On dit que les astrophysiciens sont les plus mystiques des scientifiques...
Je ne fais pas l'amalgame : on peut être un excellent astrophysicien sans avoir une spiritualité particulière. Mais quand on travaille sur l'émergence de la matière et sur l'expansion de l'Univers après le big bang, la question de l'origine se pose inévitablement. Pour moi, il s'agit d'un effort de cohérence intellectuelle. Quand je suis devenu astrophysicien, je me suis demandé comment Bouddha voyait le monde quand il a atteint l'Eveil, c'est-à-dire « l'intégration au cosmos et la compréhension totale du monde ». Pour moi, science et bouddhisme sont deux systèmes de pensées logiques et cohérents, car ils essaient chacun de décrire le réel. Ils doivent forcément se rencontrer quelque part.

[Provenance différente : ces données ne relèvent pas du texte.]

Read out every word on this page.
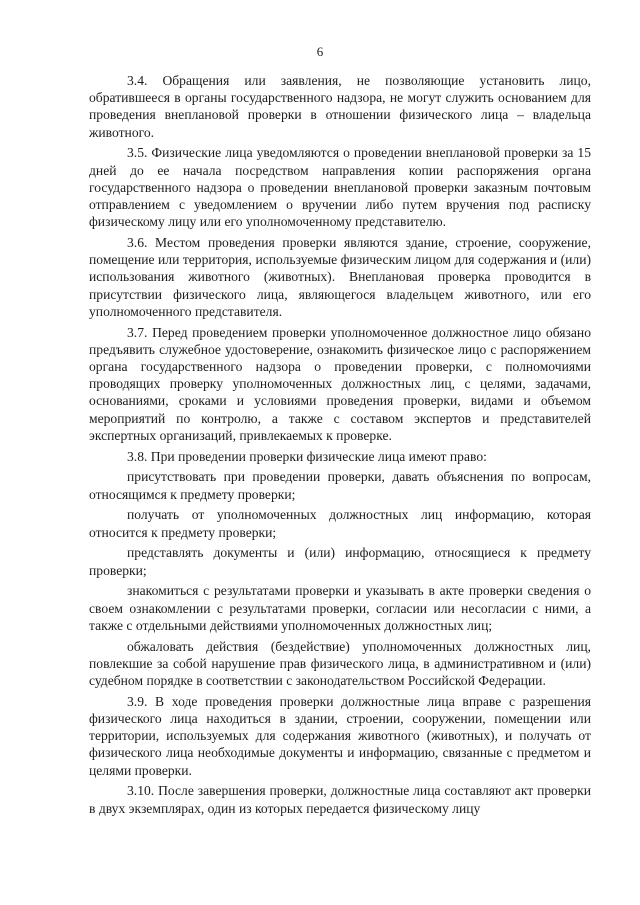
6

3.4. Обращения или заявления, не позволяющие установить лицо, обратившееся в органы государственного надзора, не могут служить основанием для проведения внеплановой проверки в отношении физического лица – владельца животного.

3.5. Физические лица уведомляются о проведении внеплановой проверки за 15 дней до ее начала посредством направления копии распоряжения органа государственного надзора о проведении внеплановой проверки заказным почтовым отправлением с уведомлением о вручении либо путем вручения под расписку физическому лицу или его уполномоченному представителю.

3.6. Местом проведения проверки являются здание, строение, сооружение, помещение или территория, используемые физическим лицом для содержания и (или) использования животного (животных). Внеплановая проверка проводится в присутствии физического лица, являющегося владельцем животного, или его уполномоченного представителя.

3.7. Перед проведением проверки уполномоченное должностное лицо обязано предъявить служебное удостоверение, ознакомить физическое лицо с распоряжением органа государственного надзора о проведении проверки, с полномочиями проводящих проверку уполномоченных должностных лиц, с целями, задачами, основаниями, сроками и условиями проведения проверки, видами и объемом мероприятий по контролю, а также с составом экспертов и представителей экспертных организаций, привлекаемых к проверке.

3.8. При проведении проверки физические лица имеют право:

присутствовать при проведении проверки, давать объяснения по вопросам, относящимся к предмету проверки;

получать от уполномоченных должностных лиц информацию, которая относится к предмету проверки;

представлять документы и (или) информацию, относящиеся к предмету проверки;

знакомиться с результатами проверки и указывать в акте проверки сведения о своем ознакомлении с результатами проверки, согласии или несогласии с ними, а также с отдельными действиями уполномоченных должностных лиц;

обжаловать действия (бездействие) уполномоченных должностных лиц, повлекшие за собой нарушение прав физического лица, в административном и (или) судебном порядке в соответствии с законодательством Российской Федерации.

3.9. В ходе проведения проверки должностные лица вправе с разрешения физического лица находиться в здании, строении, сооружении, помещении или территории, используемых для содержания животного (животных), и получать от физического лица необходимые документы и информацию, связанные с предметом и целями проверки.

3.10. После завершения проверки, должностные лица составляют акт проверки в двух экземплярах, один из которых передается физическому лицу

Quand, enfant, je pratiquais en allant à la pagode, je ne lisais pas le sanscrit et les textes. Donc je ne connaissais pas les préceptes profonds de la philosophie bouddhiste. C'est en dialoguant en 1997 avec le moine bouddhiste Matthieu Ricard, lui-même un ancien scientifique, que j'ai fait le lien entre science et bouddhisme.

Quel est ce lien entre la science et le bouddhisme ?
J'ai compris avec beaucoup de bonheur que tous deux se rejoignent sur trois concepts fondamentaux : interdépendance, vacuité et impermanence. Toute chose dépend d'autre chose. Nous sommes des poussières d'étoiles, donc nous partageons les mêmes atomes et sommes tous connectés. Nous sommes cousins des bêtes sauvages et frères des coquelicots. C'est l'interdépendance. En découle la notion de vacuité. Les choses n'ont pas d'existence intrinsèque, elles ne sont pas solides en elles-mêmes. La lumière, par exemple, est une onde. Mais quand on l'observe, elle devient « réelle » car elle est faite de photons. Quant à l'impermanence, c'est le concept d'évolution cher à Darwin. Rien n'est immuable. Nous avons l'impression que les étoiles sont éternelles, pourtant elles naissent, vivent et meurent, même si ce n'est pas à l'échelle de temps d'une vie humaine. Bouddha nous l'a dit : nos sens sont trompeurs. Evolution, transformation, interdépendance... Ces notions de la science moderne rejoignent la vision de Bouddha, il y a 2 500 ans.

Il y a quand même une différence entre les physiciens et Bouddha !
Les physiciens découvrent et étudient les phénomènes. Bouddha, lui, en tire les conséquences dans un but thérapeutique, pour diminuer les souffrances de l'humanité.